锂离子电池高镍系层状正极材料结构和热稳定性的优化设计

Ni-rich layered cathode materials (NRM) have been considered as ones of the most promising cathode materials for high-energy lithium-ion batteries owing to their merits of high capacity, low self-discharge, fairly compatibility with the electrolytes and good cycle & rate performance. Investigating the phase transition and thermal stability changes during Li+ insertion/extraction process have been the key scientific issues and challenges of Ni-rich layered cathode materials, which need to be solved urgently and perplexes both enterprise and academe. Much research has been carried out to clarify the intrinsic correlation between the atomic-scale phenomenon (i.e. Ni migration, Li/Ni cation mixing and the formation of rock-salt phase) and structural evolution with thermal stability changes, and to further improve the structural stability of Li-deficient NRM. This project plans firstly to establish a more stable hexagonal crystal system through doping Ti, Zr into the transition metal layers. According to crystal field splitting energy, their lower electronegativity will make them function as an electronic donor thus electrons can be transferred from Ti/Zr to Ni, resulting a more stable Ni2+ in the symmetrical NiO6 octahedral structure. Secondly, a pre-oxidation process for precursor will be applied to enable the surface Ni to reside in Li slabs and acts as pillar layers to establish the host structure. Finally, an ultrathin La compounds membrane as fast ionic conductor will combine organically with the lattice oxygen to fix them and thus suppressing the migration of Ni. It also has the advantages of better accommodation of the strain and fast Li+ transport kinetics. Through all of these comprehensive optimal designs in terms of bulk/skin layer doping, surface modification, and hierarchical structure, combing with physical and chemical properties characterizations, it’s eminently possible to develop novel methods and technology to enhance fundamentally the structural and thermal stability of Li-deficient Ni-rich layered materials.

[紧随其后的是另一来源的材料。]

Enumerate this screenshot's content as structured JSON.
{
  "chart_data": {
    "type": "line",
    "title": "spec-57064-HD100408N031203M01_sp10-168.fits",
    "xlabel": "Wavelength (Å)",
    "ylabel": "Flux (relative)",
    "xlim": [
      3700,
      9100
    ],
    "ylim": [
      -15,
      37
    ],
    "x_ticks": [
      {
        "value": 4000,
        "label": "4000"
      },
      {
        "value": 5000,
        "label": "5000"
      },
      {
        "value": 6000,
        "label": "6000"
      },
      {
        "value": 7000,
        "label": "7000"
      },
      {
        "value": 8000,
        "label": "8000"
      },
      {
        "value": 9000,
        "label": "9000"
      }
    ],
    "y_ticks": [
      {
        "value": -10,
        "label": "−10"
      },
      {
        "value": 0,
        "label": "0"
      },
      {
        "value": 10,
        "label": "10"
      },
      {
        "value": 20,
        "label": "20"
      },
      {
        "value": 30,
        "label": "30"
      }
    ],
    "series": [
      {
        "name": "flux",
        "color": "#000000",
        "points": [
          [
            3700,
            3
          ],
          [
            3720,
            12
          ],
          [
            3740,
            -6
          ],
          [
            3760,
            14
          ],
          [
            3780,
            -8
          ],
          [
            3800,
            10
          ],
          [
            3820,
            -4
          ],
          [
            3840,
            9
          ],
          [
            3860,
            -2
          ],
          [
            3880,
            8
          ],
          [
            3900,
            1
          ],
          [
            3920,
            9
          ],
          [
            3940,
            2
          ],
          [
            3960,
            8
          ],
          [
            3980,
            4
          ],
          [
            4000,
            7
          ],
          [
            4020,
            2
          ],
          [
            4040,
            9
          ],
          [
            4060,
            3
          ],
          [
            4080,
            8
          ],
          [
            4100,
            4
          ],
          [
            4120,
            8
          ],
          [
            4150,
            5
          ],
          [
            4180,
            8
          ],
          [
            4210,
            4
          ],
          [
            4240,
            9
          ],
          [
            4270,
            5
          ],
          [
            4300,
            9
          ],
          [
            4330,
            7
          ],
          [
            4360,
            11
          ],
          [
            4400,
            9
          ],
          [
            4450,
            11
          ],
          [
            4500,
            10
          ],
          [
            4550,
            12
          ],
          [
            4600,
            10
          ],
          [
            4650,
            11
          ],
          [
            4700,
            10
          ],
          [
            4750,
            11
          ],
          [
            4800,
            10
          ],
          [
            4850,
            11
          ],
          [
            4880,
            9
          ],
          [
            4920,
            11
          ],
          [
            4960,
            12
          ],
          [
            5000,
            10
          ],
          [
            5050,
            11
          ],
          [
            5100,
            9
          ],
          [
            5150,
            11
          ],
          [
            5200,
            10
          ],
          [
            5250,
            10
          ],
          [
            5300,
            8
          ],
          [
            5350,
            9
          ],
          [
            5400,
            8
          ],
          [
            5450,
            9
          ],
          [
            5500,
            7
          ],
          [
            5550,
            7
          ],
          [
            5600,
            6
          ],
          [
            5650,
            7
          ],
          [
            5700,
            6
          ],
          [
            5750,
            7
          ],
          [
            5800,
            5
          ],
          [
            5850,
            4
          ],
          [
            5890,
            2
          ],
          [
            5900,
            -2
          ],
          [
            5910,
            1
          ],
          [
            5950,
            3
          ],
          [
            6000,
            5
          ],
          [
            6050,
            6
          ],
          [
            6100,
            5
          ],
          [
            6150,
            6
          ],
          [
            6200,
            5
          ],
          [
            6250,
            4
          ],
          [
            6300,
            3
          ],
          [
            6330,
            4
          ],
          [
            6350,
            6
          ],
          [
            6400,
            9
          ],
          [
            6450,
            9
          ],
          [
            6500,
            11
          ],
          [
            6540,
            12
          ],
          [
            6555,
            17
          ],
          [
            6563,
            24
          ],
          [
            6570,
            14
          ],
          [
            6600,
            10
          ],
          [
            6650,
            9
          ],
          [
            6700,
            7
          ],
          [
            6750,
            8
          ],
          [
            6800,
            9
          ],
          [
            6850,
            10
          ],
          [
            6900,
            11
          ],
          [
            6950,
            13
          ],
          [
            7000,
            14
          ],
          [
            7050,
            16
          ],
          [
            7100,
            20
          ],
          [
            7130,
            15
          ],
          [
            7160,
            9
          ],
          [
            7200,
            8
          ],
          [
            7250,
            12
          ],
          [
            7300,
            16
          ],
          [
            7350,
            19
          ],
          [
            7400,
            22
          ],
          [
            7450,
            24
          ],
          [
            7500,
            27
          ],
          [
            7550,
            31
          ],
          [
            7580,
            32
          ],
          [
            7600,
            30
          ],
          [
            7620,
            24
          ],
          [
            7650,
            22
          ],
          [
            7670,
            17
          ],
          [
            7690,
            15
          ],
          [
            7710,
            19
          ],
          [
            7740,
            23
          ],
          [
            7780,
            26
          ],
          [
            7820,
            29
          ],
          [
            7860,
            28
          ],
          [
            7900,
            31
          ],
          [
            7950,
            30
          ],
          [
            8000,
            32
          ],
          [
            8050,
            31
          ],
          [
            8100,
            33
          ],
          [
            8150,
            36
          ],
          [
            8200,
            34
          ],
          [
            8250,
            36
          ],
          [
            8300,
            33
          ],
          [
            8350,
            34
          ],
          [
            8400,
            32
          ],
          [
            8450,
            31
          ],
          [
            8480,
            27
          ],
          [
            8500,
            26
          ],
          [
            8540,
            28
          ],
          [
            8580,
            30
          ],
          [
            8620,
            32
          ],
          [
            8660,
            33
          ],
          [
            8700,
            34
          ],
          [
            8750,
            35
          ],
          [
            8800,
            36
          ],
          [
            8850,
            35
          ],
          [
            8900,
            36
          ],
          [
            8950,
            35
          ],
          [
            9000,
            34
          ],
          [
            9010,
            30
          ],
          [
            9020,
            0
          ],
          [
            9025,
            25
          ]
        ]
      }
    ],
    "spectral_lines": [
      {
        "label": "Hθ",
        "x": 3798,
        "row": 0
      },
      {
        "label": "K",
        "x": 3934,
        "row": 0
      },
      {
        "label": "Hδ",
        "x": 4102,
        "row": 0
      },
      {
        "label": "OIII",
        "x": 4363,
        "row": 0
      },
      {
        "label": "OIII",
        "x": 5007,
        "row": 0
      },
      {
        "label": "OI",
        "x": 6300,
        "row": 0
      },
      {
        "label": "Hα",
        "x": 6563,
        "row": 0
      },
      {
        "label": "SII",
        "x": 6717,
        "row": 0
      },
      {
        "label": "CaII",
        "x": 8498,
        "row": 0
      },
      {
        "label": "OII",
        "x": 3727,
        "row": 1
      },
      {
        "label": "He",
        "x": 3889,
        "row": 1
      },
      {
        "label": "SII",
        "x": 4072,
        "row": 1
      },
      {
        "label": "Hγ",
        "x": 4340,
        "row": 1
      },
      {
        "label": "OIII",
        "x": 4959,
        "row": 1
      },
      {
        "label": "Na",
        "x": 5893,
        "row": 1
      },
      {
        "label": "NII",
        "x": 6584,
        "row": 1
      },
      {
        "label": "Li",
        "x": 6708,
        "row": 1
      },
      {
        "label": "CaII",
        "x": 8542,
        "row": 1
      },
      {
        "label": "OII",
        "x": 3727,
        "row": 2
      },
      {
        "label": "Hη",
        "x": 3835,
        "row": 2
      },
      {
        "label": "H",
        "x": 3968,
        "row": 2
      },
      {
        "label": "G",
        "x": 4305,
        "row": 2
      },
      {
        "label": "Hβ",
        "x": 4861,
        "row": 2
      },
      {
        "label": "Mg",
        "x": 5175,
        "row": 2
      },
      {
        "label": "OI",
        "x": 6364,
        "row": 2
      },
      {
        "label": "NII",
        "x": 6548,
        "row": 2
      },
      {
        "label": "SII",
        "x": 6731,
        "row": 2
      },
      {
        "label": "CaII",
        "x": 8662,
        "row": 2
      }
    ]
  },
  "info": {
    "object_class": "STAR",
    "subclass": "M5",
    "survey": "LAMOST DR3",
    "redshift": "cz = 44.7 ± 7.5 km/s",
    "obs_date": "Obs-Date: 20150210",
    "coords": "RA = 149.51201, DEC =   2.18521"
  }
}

高镍系层状正极材料具有比容量高，自放电率低，与电解液匹配性好，循环及倍率性能较佳等特点，是高比能量型锂离子动力电池拟采用的优选正极材料。研究高镍系层状材料在嵌脱锂过程中的结构转变与热稳定性，诠释镍迁移、锂镍混排、相转变等现象的发生机制，优化材料在欠锂态的结构和热稳定性，一直是产学界关注并渴望解决的关键科学问题。本项目以构筑高镍系层状材料更稳固六方晶系为目的，拟首先从晶体场分裂角度，通过引入电负性更低的Ti、Zr元素调控过渡金属层的电负性，以改善NiO6八面体结构的对称性和稳定性；然后应用硝酸锰预氧化新工艺，在材料表层预先让镍进入锂层形成纳米支撑层，以抑制材料表层结构的相转变；最后，应用La系快离子导体的梯度复合，在材料一次颗粒和二次颗粒表面形成晶格氧的稳定层和抑制裂缝产生的缓冲层。通过上述针对本体、表层和分级结构的优化设计，以期从根本上改善高镍系层状材料欠锂状态下的结构和热稳定性。

高镍系层状正极材料具有比容量高，自放电率低，与电解液匹配性好，循环及倍率性能较佳等特点，是高比能量型锂离子动力电池拟采用的优选正极材料。项目组按计划执行并完成了规定的研究内容，明晰了高镍系层状正极材料嵌脱锂过程中过渡金属元素的迁移规律和相转变特征，掌握了基于材料本体、表层和分级结构开展的有针对性的组分和结构设计方法，系统研究了Ti、Al、Zr、W、Ce等元素单掺杂或双掺杂对高镍层状材料结构稳定性的改善作用，在高镍正极材料表面设计了La2Ni0.5Li0.5O4、LiTaO3、LiHSeO4等多种超薄快离子导体层，构筑了多种可缓冲一次颗粒膨胀应力且锂离子嵌入脱出通道更为顺畅的材料分级结构，研制出了具有高结构和热稳定性的高性能高镍层状正极材料。相关成果获得2022年度中国有色金属工业科学技术奖二等奖（发明）。四年来，项目组共发表标注本项目资助SCI收录学术论文26篇，申请国家发明专利21项，授权14项，培养博士研究生6人，硕士研究生8人，圆满完成了项目研究任务和研究目标。